Grab a wire cooling rack or something along those lines and top with a sheet of paper towels. Take one unpeeled tomato and slice thinly.

As you slice the tomatoes, run your fingers through the nooks and crannies and try to get out a good bit of the tomato guts. Place the slices in one layer on the paper towel lined rack and sprinkle with salt and pepper. Now, just cover those slices with another paper towel and do it all over again, making a stack of alternating tomatoes and towels until you’ve worked through your batch.
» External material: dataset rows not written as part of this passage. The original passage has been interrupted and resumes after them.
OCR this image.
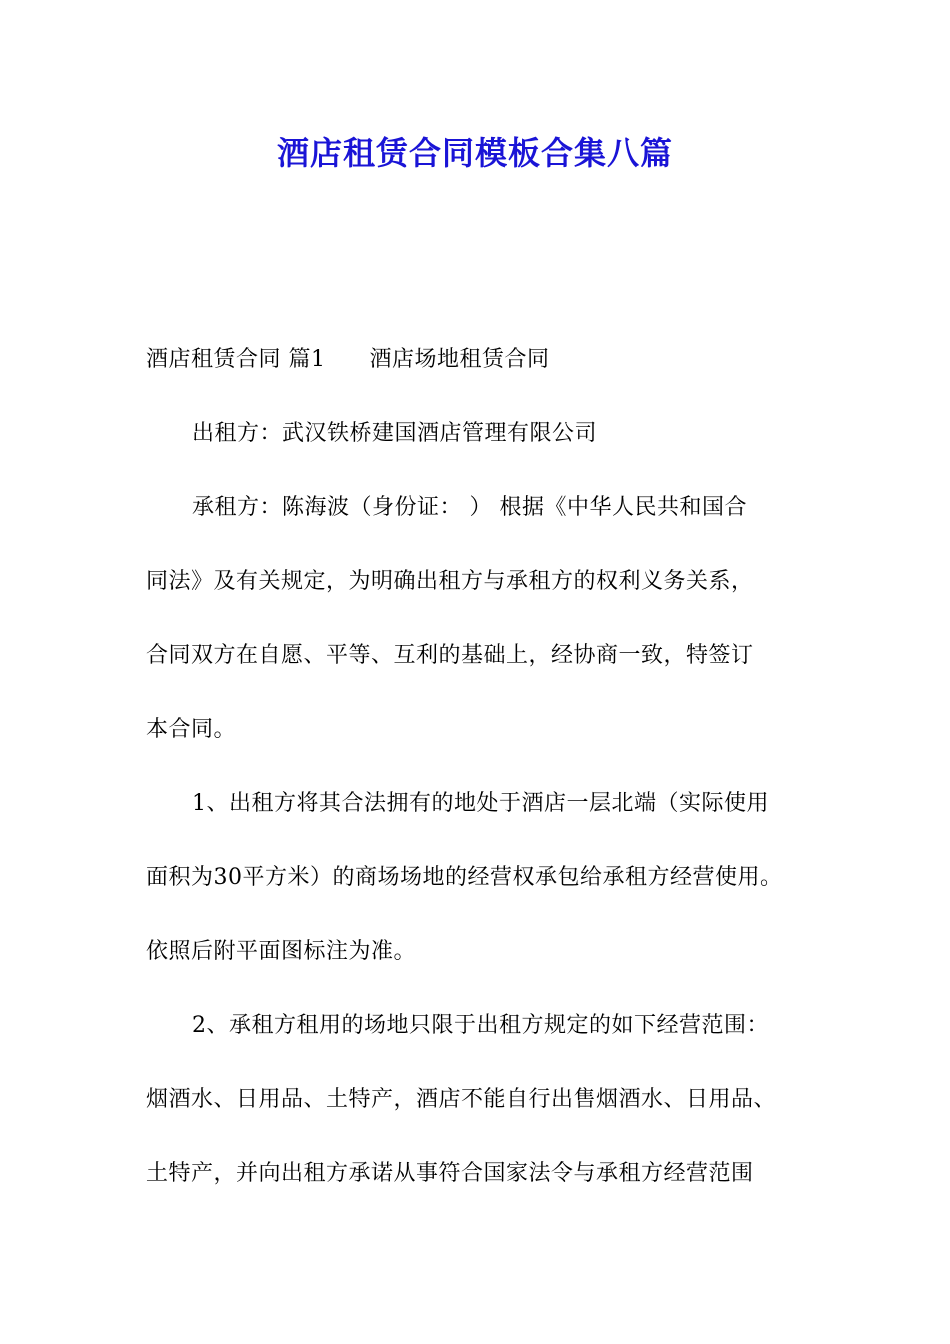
酒店租赁合同模板合集八篇
酒店租赁合同 篇1 酒店场地租赁合同
出租方：武汉铁桥建国酒店管理有限公司
承租方：陈海波（身份证： ） 根据《中华人民共和国合
同法》及有关规定，为明确出租方与承租方的权利义务关系，
合同双方在自愿、平等、互利的基础上，经协商一致，特签订
本合同。
1、出租方将其合法拥有的地处于酒店一层北端（实际使用
面积为30平方米）的商场场地的经营权承包给承租方经营使用。
依照后附平面图标注为准。
2、承租方租用的场地只限于出租方规定的如下经营范围：
烟酒水、日用品、土特产，酒店不能自行出售烟酒水、日用品、
土特产，并向出租方承诺从事符合国家法令与承租方经营范围
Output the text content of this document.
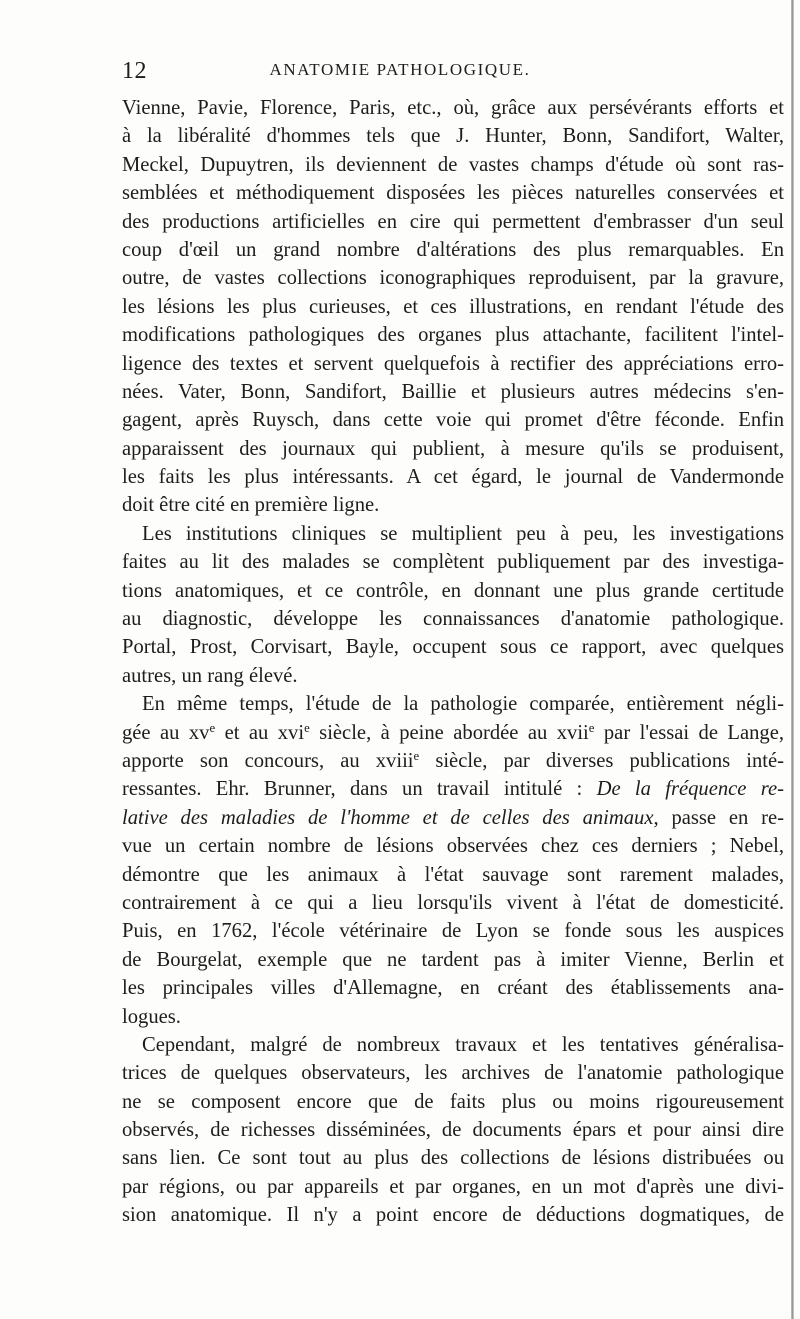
12	ANATOMIE PATHOLOGIQUE.
Vienne, Pavie, Florence, Paris, etc., où, grâce aux persévérants efforts et
à la libéralité d'hommes tels que J. Hunter, Bonn, Sandifort, Walter,
Meckel, Dupuytren, ils deviennent de vastes champs d'étude où sont ras-
semblées et méthodiquement disposées les pièces naturelles conservées et
des productions artificielles en cire qui permettent d'embrasser d'un seul
coup d'œil un grand nombre d'altérations des plus remarquables. En
outre, de vastes collections iconographiques reproduisent, par la gravure,
les lésions les plus curieuses, et ces illustrations, en rendant l'étude des
modifications pathologiques des organes plus attachante, facilitent l'intel-
ligence des textes et servent quelquefois à rectifier des appréciations erro-
nées. Vater, Bonn, Sandifort, Baillie et plusieurs autres médecins s'en-
gagent, après Ruysch, dans cette voie qui promet d'être féconde. Enfin
apparaissent des journaux qui publient, à mesure qu'ils se produisent,
les faits les plus intéressants. A cet égard, le journal de Vandermonde
doit être cité en première ligne.
Les institutions cliniques se multiplient peu à peu, les investigations
faites au lit des malades se complètent publiquement par des investiga-
tions anatomiques, et ce contrôle, en donnant une plus grande certitude
au diagnostic, développe les connaissances d'anatomie pathologique.
Portal, Prost, Corvisart, Bayle, occupent sous ce rapport, avec quelques
autres, un rang élevé.
En même temps, l'étude de la pathologie comparée, entièrement négli-
gée au $xv^e$ et au xvi$^e$ siècle, à peine abordée au xvii$^e$ par l'essai de Lange,
apporte son concours, au xviii$^e$ siècle, par diverses publications inté-
ressantes. Ehr. Brunner, dans un travail intitulé : De la fréquence re-
lative des maladies de l'homme et de celles des animaux, passe en re-
vue un certain nombre de lésions observées chez ces derniers ; Nebel,
démontre que les animaux à l'état sauvage sont rarement malades,
contrairement à ce qui a lieu lorsqu'ils vivent à l'état de domesticité.
Puis, en 1762, l'école vétérinaire de Lyon se fonde sous les auspices
de Bourgelat, exemple que ne tardent pas à imiter Vienne, Berlin et
les principales villes d'Allemagne, en créant des établissements ana-
logues.
Cependant, malgré de nombreux travaux et les tentatives généralisa-
trices de quelques observateurs, les archives de l'anatomie pathologique
ne se composent encore que de faits plus ou moins rigoureusement
observés, de richesses disséminées, de documents épars et pour ainsi dire
sans lien. Ce sont tout au plus des collections de lésions distribuées ou
par régions, ou par appareils et par organes, en un mot d'après une divi-
sion anatomique. Il n'y a point encore de déductions dogmatiques, de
With the tomatoes done and your onions caramelized, the pie crust blind-baked and the pug frenzied, let’s prep the last piece of the puzzle – the creamy goat cheese mixture. I spent some time thinking about mayonnaise alternatives the other day and thought that I had really honed in on something brilliant when I thought that using buttermilk to thin the cheese was perfect. But when I got to the store, I decided that no one packages buttermilk in small enough containers and was drawn to the tiny, adorable bottle of goat’s milk. Lightbulb! Of course goat’s milk would be perfect here. It’s tangy, it comes in a small bottle so I don’t need to waste any, and it tastes exactly like goat cheese (wonder why). Now, that being said, if you can’t find goat’s milk, don’t want to find goat’s milk, or would prefer to just use mayonnaise and/or buttermilk here, please do so. Just make sure the mixture is at a spreadable consistency when you’re done.

In a small bowl, combine the herbs, goat cheese, milk of your choosing, mayonnaise and parmesan and mix until smooth and spready.
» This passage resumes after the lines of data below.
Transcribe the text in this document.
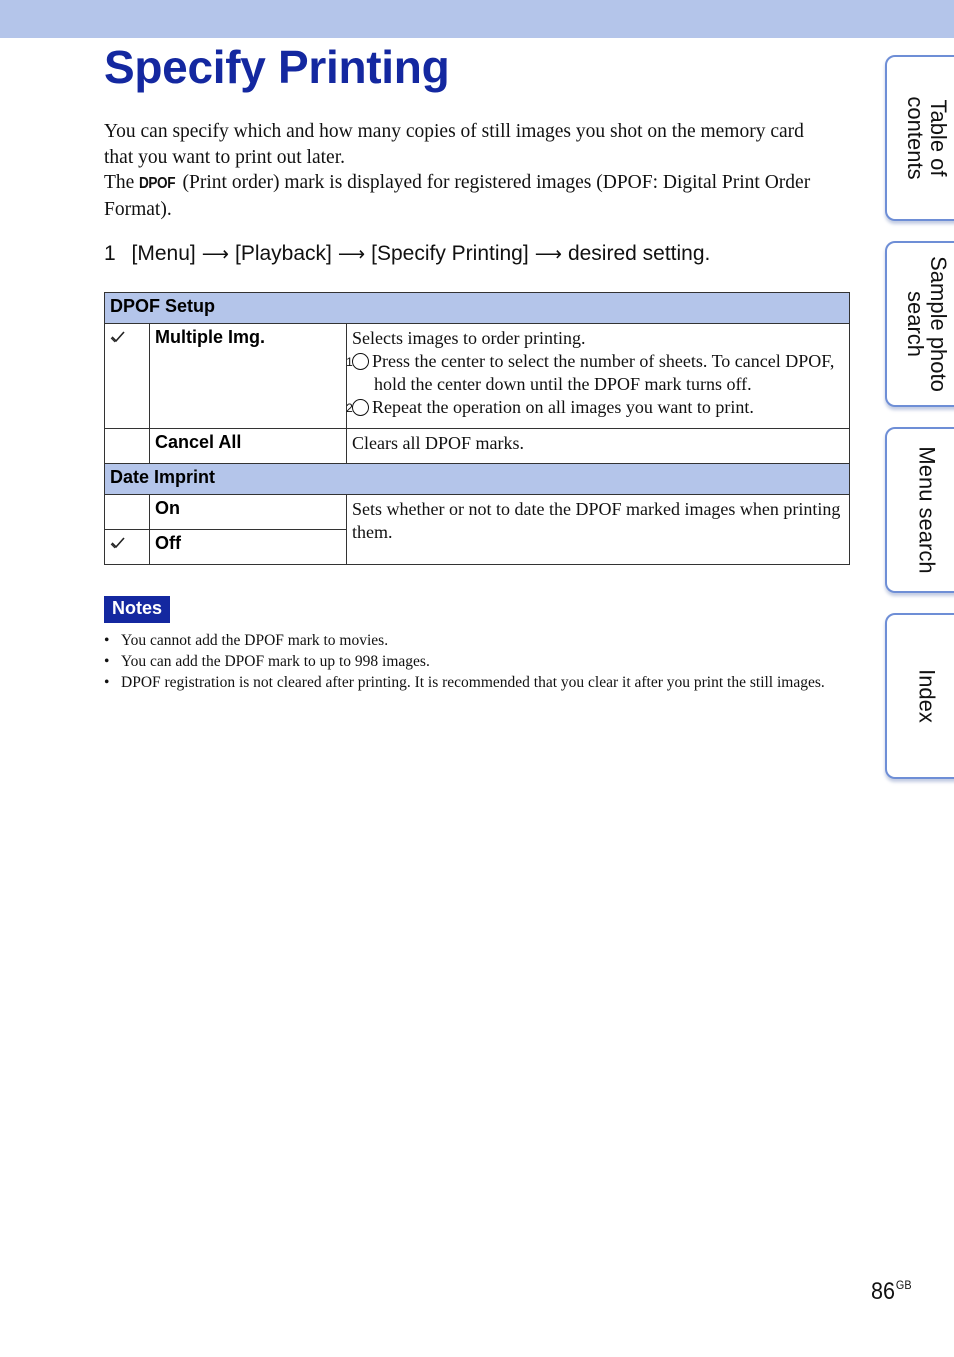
Specify Printing

You can specify which and how many copies of still images you shot on the memory card that you want to print out later.
The DPOF (Print order) mark is displayed for registered images (DPOF: Digital Print Order Format).

1 [Menu] ⟶ [Playback] ⟶ [Specify Printing] ⟶ desired setting.
DPOF Setup		
	Multiple Img.	Selects images to order printing.
1 Press the center to select the number of sheets. To cancel DPOF, hold the center down until the DPOF mark turns off.
2 Repeat the operation on all images you want to print.

	Cancel All	Clears all DPOF marks.
Date Imprint		
	On	Sets whether or not to date the DPOF marked images when printing them.
	Off	
Notes
• You cannot add the DPOF mark to movies.
• You can add the DPOF mark to up to 998 images.
• DPOF registration is not cleared after printing. It is recommended that you clear it after you print the still images.
Table of
contents
Sample photo
search
Menu search
Index
$86^{GB}$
Let’s build our pie! Grab the crust and arrange some tomato slices in one layer on the bottom.

Now, drawing on your lasagna-making skills, spread a layer of the goat cheese mixture on top of the tomatoes and then add a layer of caramelized onions. Be sure to season throughout with salt and pepper.


Until you finally get to the point where there is just no more room. For me, it took about 3 layers of everything. Top the pie with the last of your goat cheese mixture and some onions and top with a generous dusting of parmesan cheese.

Now, place the pie on a sheet pan for easy removal and to capture any spillage that may happen and bake for 45 – 55 minutes until the top is golden brown and bubbly.

Now, I’m not one to let things cool. I’ve said it before. But with this – you must let the pie sit for at least 15 minutes or you’ll end up with tomatocheesecrustsoup. That’s not what we’re going for here. If you’re hungry, have a glass of milk and a piece of cheese – my mother’s answer to every “I’m hungry” that I ever uttered. In retrospect, she may have worked for the National Dairy Council.

When the time comes, and come it will, slice your pie and go to town. I think that I’ve managed to master a great balance here – sweet tomatoes and onions with tangy goat cheese. It’s delicious.

At this rate, by the time I’m 45, I will have caught up for the years of tomatolessness. Enjoy.